Críticas AdoroCinema
3,5
Bom
Panoptic

Memórias do subsolo

por Bruno Carmelo

A diretora Rana Eid nasceu nos anos 1970, durante a guerra civil no Líbano. Demorou a compreender a situação política, o trabalho do pai militar, e porque passava tanto tempo de sua jovem vida em bunkers e outros tipos de proteções subterrâneas, fugindo das bombas. Em idade adulta, dedica uma carta ao pai falecido, tentando fazer as pazes ao mesmo tempo com a memória deste homem e com o imaginário de um país em transformação. Atualmente, quando observa Beirute, a diretora encontra gigantescas avenidas, redes de fast food por todos os lados, arranha-céus e carros cortando o horizonte.

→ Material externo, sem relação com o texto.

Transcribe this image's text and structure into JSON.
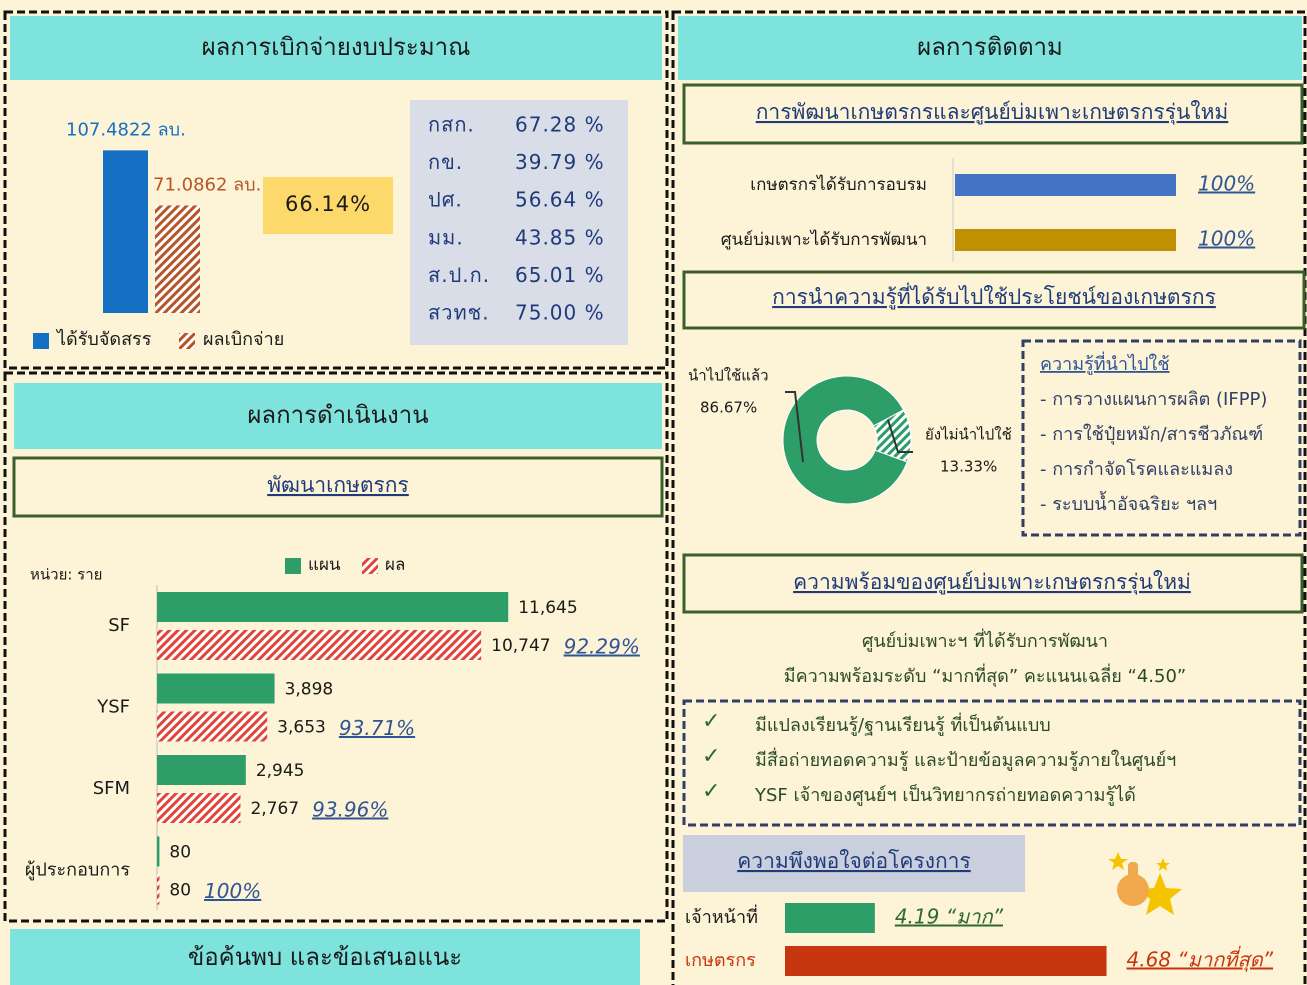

O local em que nasceu não se conecta mais com a realidade que experimenta hoje, razão pela qual o filme efetua a tentativa simbólica de conectar duas imagens opostas do Líbano.

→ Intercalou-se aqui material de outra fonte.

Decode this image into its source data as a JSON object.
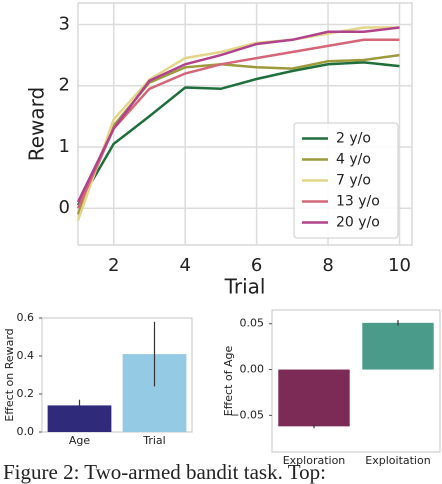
{
  "chart_data": [
    {
      "type": "line",
      "x_label": "Trial",
      "y_label": "Reward",
      "x": [
        1,
        2,
        3,
        4,
        5,
        6,
        7,
        8,
        9,
        10
      ],
      "series": [
        {
          "name": "2 y/o",
          "color": "#1f6e3c",
          "values": [
            0.05,
            1.05,
            1.5,
            1.97,
            1.95,
            2.11,
            2.24,
            2.35,
            2.38,
            2.32
          ]
        },
        {
          "name": "4 y/o",
          "color": "#9c9a3c",
          "values": [
            -0.1,
            1.35,
            2.05,
            2.3,
            2.35,
            2.3,
            2.28,
            2.4,
            2.42,
            2.5
          ]
        },
        {
          "name": "7 y/o",
          "color": "#e3d58a",
          "values": [
            -0.2,
            1.45,
            2.1,
            2.45,
            2.55,
            2.7,
            2.75,
            2.85,
            2.95,
            2.95
          ]
        },
        {
          "name": "13 y/o",
          "color": "#d46677",
          "values": [
            0.0,
            1.3,
            1.95,
            2.2,
            2.35,
            2.45,
            2.55,
            2.65,
            2.75,
            2.75
          ]
        },
        {
          "name": "20 y/o",
          "color": "#b1428c",
          "values": [
            0.1,
            1.3,
            2.08,
            2.35,
            2.5,
            2.68,
            2.75,
            2.88,
            2.88,
            2.95
          ]
        }
      ],
      "xlim": [
        1,
        10.35
      ],
      "xticks": [
        2,
        4,
        6,
        8,
        10
      ],
      "ylim": [
        -0.6,
        3.35
      ],
      "yticks": [
        0,
        1,
        2,
        3
      ],
      "grid": true,
      "legend": "lower right"
    },
    {
      "type": "bar",
      "y_label": "Effect on Reward",
      "categories": [
        "Age",
        "Trial"
      ],
      "values": [
        0.14,
        0.41
      ],
      "errors": [
        0.03,
        0.17
      ],
      "colors": [
        "#2f2a79",
        "#95cae4"
      ],
      "ylim": [
        0,
        0.6
      ],
      "yticks": [
        {
          "value": 0,
          "label": "0.0"
        },
        0.2,
        0.4,
        0.6
      ]
    },
    {
      "type": "bar",
      "y_label": "Effect of Age",
      "categories": [
        "Exploration",
        "Exploitation"
      ],
      "values": [
        -0.062,
        0.051
      ],
      "errors": [
        0.002,
        0.003
      ],
      "colors": [
        "#7c2a56",
        "#4b9b8b"
      ],
      "ylim": [
        -0.09,
        0.065
      ],
      "yticks": [
        {
          "value": -0.05,
          "label": "−0.05"
        },
        {
          "value": 0,
          "label": "0.00"
        },
        0.05
      ]
    }
  ],
  "caption": "Figure 2: Two-armed bandit task. Top:"
}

Além da paisagem urbana, a cineasta se depara com um gigantesco prédio abandonado onde os militares torturavam civis. Apesar de tentativas de demoli-lo, o prédio sustenta sua carcaça vazia pela cidade, com as centenas de janelas vazias transformadas em olhos que ainda vigiam os habitantes. Desta imagem fantasmática, Eid retira a metáfora de Argos Panoptes, o gigante de cem olhos da mitologia grega, e também do posterior Panóptico de Michel Foucault, a representação de um poder invisível que vigia os seus habitantes o tempo inteiro, mesmo sem saber que estão sendo observados. Cria-se a ideia de um governo que se autorreproduz, e não pode ser derrubado porque não possui rosto nem nome. De certo modo, as referências literárias e mitológicas também se estendem ao “Castelo” de Franz Kafka e às “Memórias do Subsolo” de Fiódor Dostoiévski.

De fato, o filme se constrói quase inteiramente sobre a oposição entre o solo e o subterrâneo, a superfície e os espaços escondidos sob a terra. Na parte visível existe a aparência de modernidade, a festa eletrônica onde os jovens dançam despreocupadamente. Sob seus pés operam centros de detenção de imigrantes ilegais, esconderijos e muitos corpos enterrados de vítimas do regime. A diretora critica particularmente a lei da anistia, que simplesmente relegou ao aspecto subterrâneo da memória os crimes de então, sem responsabilizar os torturadores do governo militar. Pelas praças da cidade, capta-se discursos patrióticos inequívocos: “Ninguém pode julgar o exército, em qualquer circunstância!”, gritam militares, para o delírio da plateia embasbacada.

Apesar desta construção eficaz do discurso político, Panoptic nem sempre se resolve muito bem no plano estético. O principal elemento prejudicial é a quantidade de efeitos aplicados em pós-produção, como as câmeras lentíssimas e as luzes piscantes, que acabam por ressaltar a captação digital de baixa qualidade. Além disso, algumas metáforas visuais só funcionariam a contento com melhores recursos de produção: os reflexos de lâmpadas fluorescentes em poças d’água e a poeira voando sob os feixes de luz constituem ideias interessantes, cujo efeito se atenua pela pixelização da imagem e pela direção de fotografia deficiente. Em outras palavras, a diretora nem sempre consegue adequar sua estética às limitações da produção, escancarando o agenciamento um tanto pobre, e até repetitivo, dos enquadramentos.

Além disso, o próprio recurso da carta ao pai soa retórico, como maneira óbvia de informar o público dos sentimentos da diretora e dos males do país, visto que nenhum conflito familiar é realmente abordado pela narração em off. Não parece existir qualquer ferida pessoal a resolver de fato: o pai se torna mera desculpa para abordar a guerra. A busca pela poesia a qualquer preço revela a artificialidade da premissa – algo um tanto semelhante aos documentários brasileiros de Petra Costa, por exemplo. Mesmo assim, enquanto meditação sobre a história do país, o documentário foge aos recursos mais óbvios do cinema informativo ou de denúncia, buscando uma construção puramente visual para debater o papel da memória.

O filme se conclui com uma reflexão didática: “Quando a guerra terminou, emergimos dos abrigos, mas não do subterrâneo”. Talvez a conclusão fosse ainda mais potente se o espectador pudesse elaborá-la por si próprio, visto que a extensa argumentação desenvolvida até o final tornava esta síntese bastante evidente. No entanto, o desfecho da dicotomia superfície/subsolo, ou verdade/segredo, funciona como busca honesta por um diálogo sobre as fissuras nacionais cujas implicações vão muito além do período narrado, e muito além da história do Líbano.

Filme visto na 14ª Mostra Mundo Árabe de Cinema, em agosto de 2019.